Spread Betting – The Good, the Bad and the Ugly

Since being developed in the 1970s, financial spread betting has gone from a small niche product to become one of the most popular financial instruments and derivatives used by private traders of all persuasions.

Quick introduction to spread betting

Explained simply, the concept of spread betting on financial instruments such as stocks and shares, commodities, bonds and currencies is similar to other common derivatives like stock options and futures. Indeed, just like those derivatives, a spread bet tracks a specific financial instrument and the value of the spread bet is directly based on the price and value of the underlying financial instrument on which the bet is based. Consequently, the spread bet trader does not actually buy the underlying stocks or currencies or commodity, instead, he or she simply speculates – or ‘bets’ – on the future price of the underlying financial instrument on which the bet is based.

First the good

One of the most frustrating aspects of trading in conventional stocks and shares is that any gain is subject to a variety of taxes including upfront taxes such as stamp duty tax in the UK and also post-transaction taxes such as capital gains.
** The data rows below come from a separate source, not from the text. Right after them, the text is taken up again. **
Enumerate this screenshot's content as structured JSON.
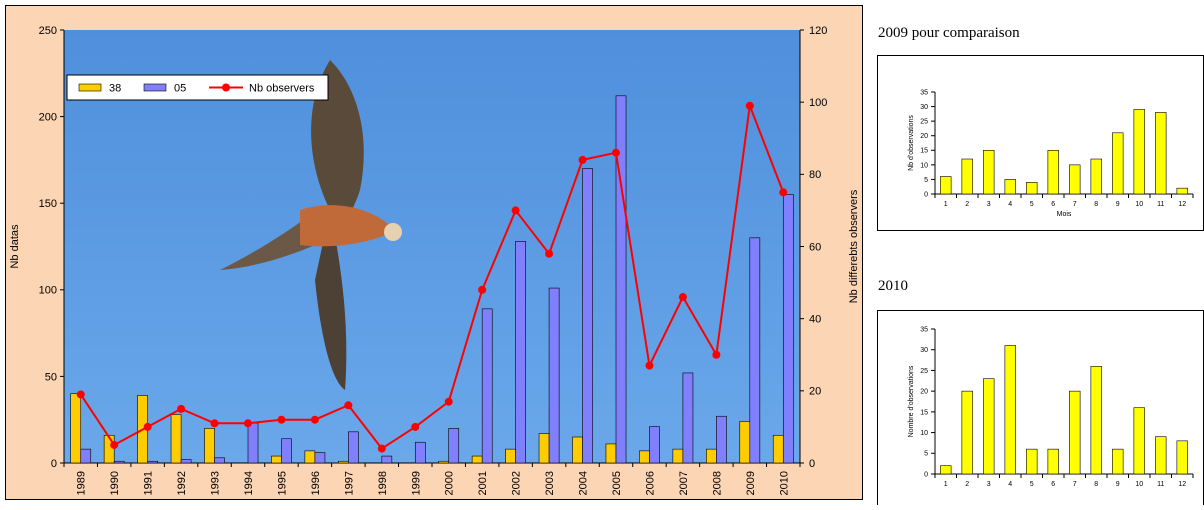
{
  "chart_data": [
    {
      "type": "bar",
      "y_label": "Nb datas",
      "y2_label": "Nb differebts observers",
      "categories": [
        "1989",
        "1990",
        "1991",
        "1992",
        "1993",
        "1994",
        "1995",
        "1996",
        "1997",
        "1998",
        "1999",
        "2000",
        "2001",
        "2002",
        "2003",
        "2004",
        "2005",
        "2006",
        "2007",
        "2008",
        "2009",
        "2010"
      ],
      "series": [
        {
          "name": "38",
          "color": "#ffcc00",
          "values": [
            40,
            16,
            39,
            28,
            20,
            0,
            4,
            7,
            1,
            0,
            0,
            1,
            4,
            8,
            17,
            15,
            11,
            7,
            8,
            8,
            24,
            16
          ]
        },
        {
          "name": "05",
          "color": "#8080ff",
          "values": [
            8,
            1,
            1,
            2,
            3,
            23,
            14,
            6,
            18,
            4,
            12,
            20,
            89,
            128,
            101,
            170,
            212,
            21,
            52,
            27,
            130,
            155
          ]
        },
        {
          "name": "Nb observers",
          "color": "#ff0000",
          "type": "line",
          "axis": "y2",
          "values": [
            19,
            5,
            10,
            15,
            11,
            11,
            12,
            12,
            16,
            4,
            10,
            17,
            48,
            70,
            58,
            84,
            86,
            27,
            46,
            30,
            99,
            75
          ]
        }
      ],
      "ylim": [
        0,
        250
      ],
      "yticks": [
        0,
        50,
        100,
        150,
        200,
        250
      ],
      "y2lim": [
        0,
        120
      ],
      "y2ticks": [
        0,
        20,
        40,
        60,
        80,
        100,
        120
      ],
      "legend": "top-left"
    },
    {
      "type": "bar",
      "title": "2009 pour comparaison",
      "y_label": "Nb d'observations",
      "x_label": "Mois",
      "categories": [
        "1",
        "2",
        "3",
        "4",
        "5",
        "6",
        "7",
        "8",
        "9",
        "10",
        "11",
        "12"
      ],
      "values": [
        6,
        12,
        15,
        5,
        4,
        15,
        10,
        12,
        21,
        29,
        28,
        2
      ],
      "color": "#ffff00",
      "ylim": [
        0,
        35
      ],
      "yticks": [
        0,
        5,
        10,
        15,
        20,
        25,
        30,
        35
      ]
    },
    {
      "type": "bar",
      "title": "2010",
      "y_label": "Nombre d'observations",
      "categories": [
        "1",
        "2",
        "3",
        "4",
        "5",
        "6",
        "7",
        "8",
        "9",
        "10",
        "11",
        "12"
      ],
      "values": [
        2,
        20,
        23,
        31,
        6,
        6,
        20,
        26,
        6,
        16,
        9,
        8
      ],
      "color": "#ffff00",
      "ylim": [
        0,
        35
      ],
      "yticks": [
        0,
        5,
        10,
        15,
        20,
        25,
        30,
        35
      ]
    }
  ]
}
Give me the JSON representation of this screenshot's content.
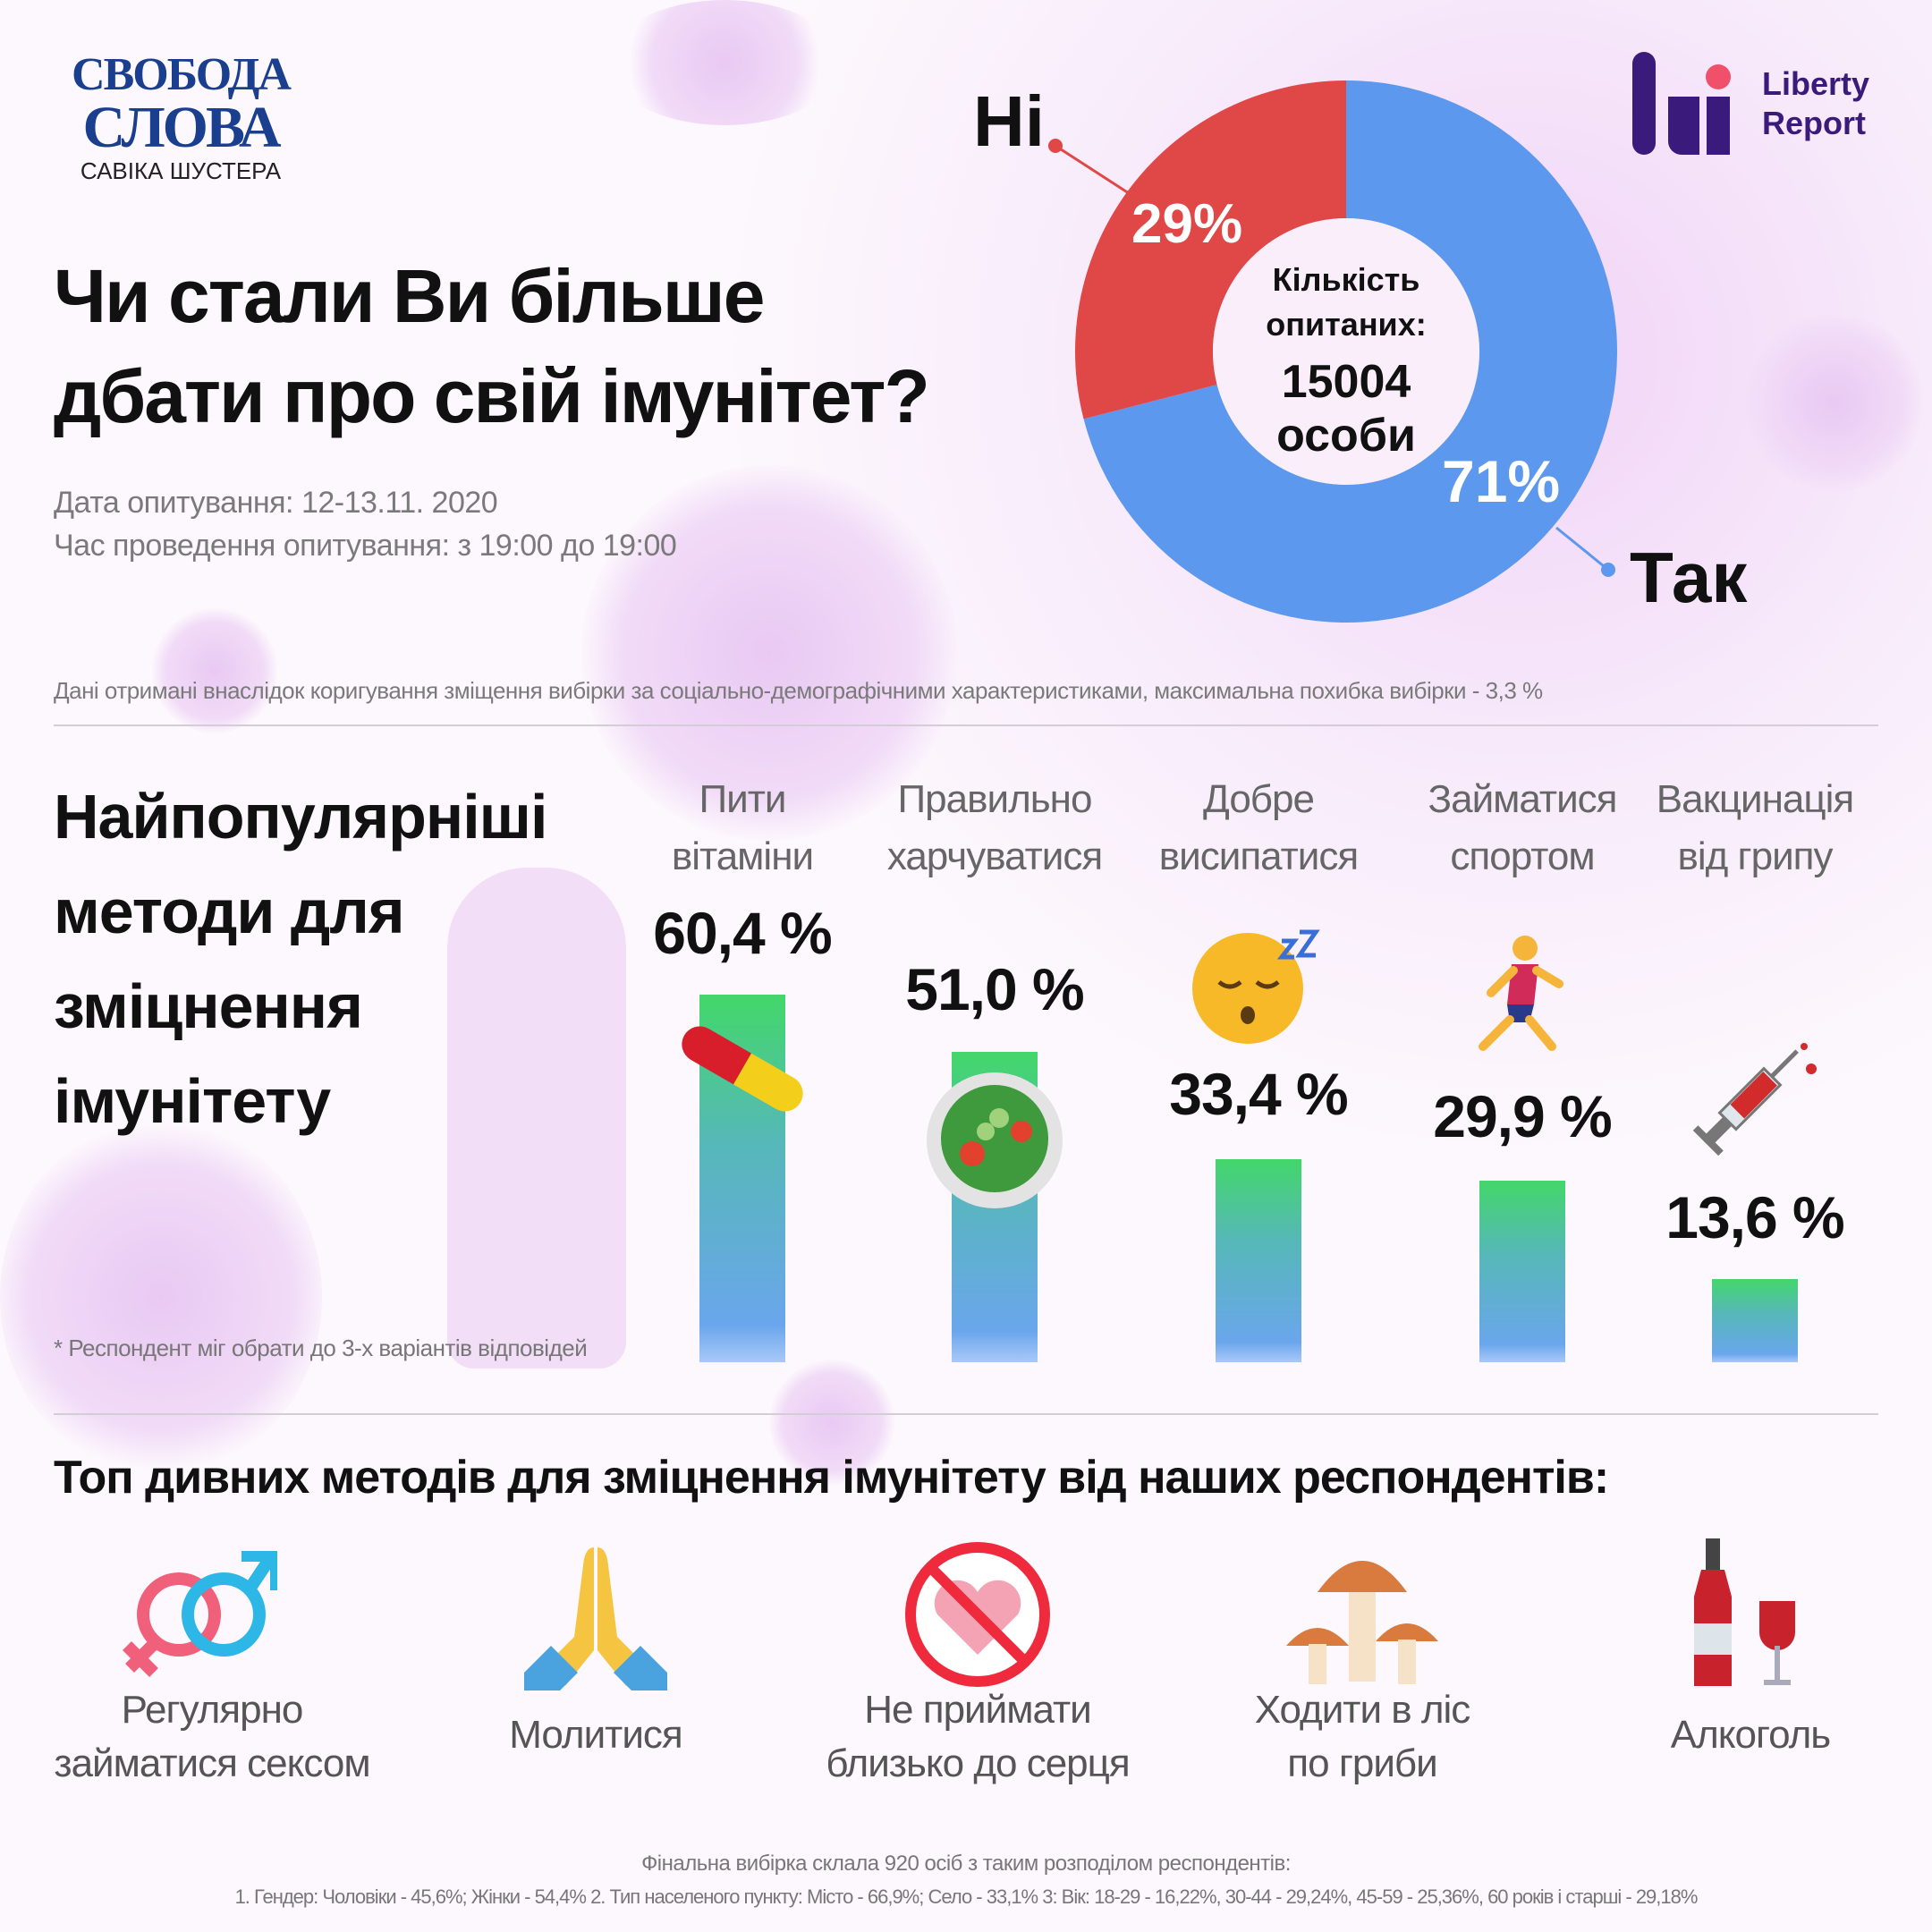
{
  "logos": {
    "svoboda_line1": "СВОБОДА",
    "svoboda_line2": "СЛОВА",
    "svoboda_line3": "САВІКА ШУСТЕРА",
    "liberty_line1": "Liberty",
    "liberty_line2": "Report"
  },
  "title": {
    "line1": "Чи стали Ви більше",
    "line2": "дбати про свій імунітет?"
  },
  "meta": {
    "date": "Дата опитування:  12-13.11. 2020",
    "time": "Час проведення опитування: з 19:00 до 19:00"
  },
  "donut": {
    "no_label": "Ні",
    "yes_label": "Так",
    "no_pct": "29%",
    "yes_pct": "71%",
    "no_value": 29,
    "yes_value": 71,
    "center_line1": "Кількість",
    "center_line2": "опитаних:",
    "center_count": "15004",
    "center_unit": "особи",
    "colors": {
      "no": "#e04848",
      "yes": "#5b98ee"
    }
  },
  "disclaimer": "Дані отримані внаслідок коригування зміщення вибірки за соціально-демографічними характеристиками, максимальна похибка вибірки - 3,3 %",
  "methods": {
    "heading": [
      "Найпопулярніші",
      "методи для",
      "зміцнення",
      "імунітету"
    ],
    "items": [
      {
        "line1": "Пити",
        "line2": "вітаміни",
        "pct": "60,4 %",
        "value": 60.4,
        "icon": "pill-icon"
      },
      {
        "line1": "Правильно",
        "line2": "харчуватися",
        "pct": "51,0 %",
        "value": 51.0,
        "icon": "salad-icon"
      },
      {
        "line1": "Добре",
        "line2": "висипатися",
        "pct": "33,4 %",
        "value": 33.4,
        "icon": "sleeping-face-icon"
      },
      {
        "line1": "Займатися",
        "line2": "спортом",
        "pct": "29,9 %",
        "value": 29.9,
        "icon": "runner-icon"
      },
      {
        "line1": "Вакцинація",
        "line2": "від грипу",
        "pct": "13,6 %",
        "value": 13.6,
        "icon": "syringe-icon"
      }
    ],
    "note": "* Респондент міг обрати до 3-х варіантів відповідей"
  },
  "odd": {
    "heading": "Топ дивних методів для зміцнення імунітету від наших респондентів:",
    "items": [
      {
        "line1": "Регулярно",
        "line2": "займатися сексом"
      },
      {
        "line1": "Молитися",
        "line2": ""
      },
      {
        "line1": "Не приймати",
        "line2": "близько до серця"
      },
      {
        "line1": "Ходити в ліс",
        "line2": "по гриби"
      },
      {
        "line1": "Алкоголь",
        "line2": ""
      }
    ]
  },
  "footer": {
    "line1": "Фінальна вибірка склала 920 осіб з таким розподілом респондентів:",
    "line2": "1. Гендер: Чоловіки - 45,6%; Жінки - 54,4% 2. Тип населеного пункту: Місто - 66,9%; Село - 33,1% 3: Вік: 18-29 - 16,22%, 30-44 - 29,24%, 45-59 - 25,36%, 60 років і старші - 29,18%"
  }
}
The good news is that spread trading is free from capital gains tax. This is true at least for spread betting UK stocks. Freedom from capital gains taxes and stamp duty can add up into significant extra profit totaling anywhere between 20 per cent and 40 per cent of the overall value of the transaction. It goes without saying that this is not trivial.

Next, the bad

The ‘bad’ here is that although you do not pay taxes on gains made via spread betting, you still incur other costs. The biggest of these is the bid-ask spread which can sometimes be large, depending depending on the spread betting firm that you use.

Now for the plain ugly!

Unfortunately, the attractive features of financial spread betting have made it an instrument of choice for day traders with a get-rich-quick mentality. If you ask the question: is it possible to day trade for a living? Of course, most people out there who have something to sell to you will point to the instances where a small number of highly skilled professionals have been able to make a tremendous amount of money from the financial markets. However, the huge risks involved make day trading unsuitable for most people.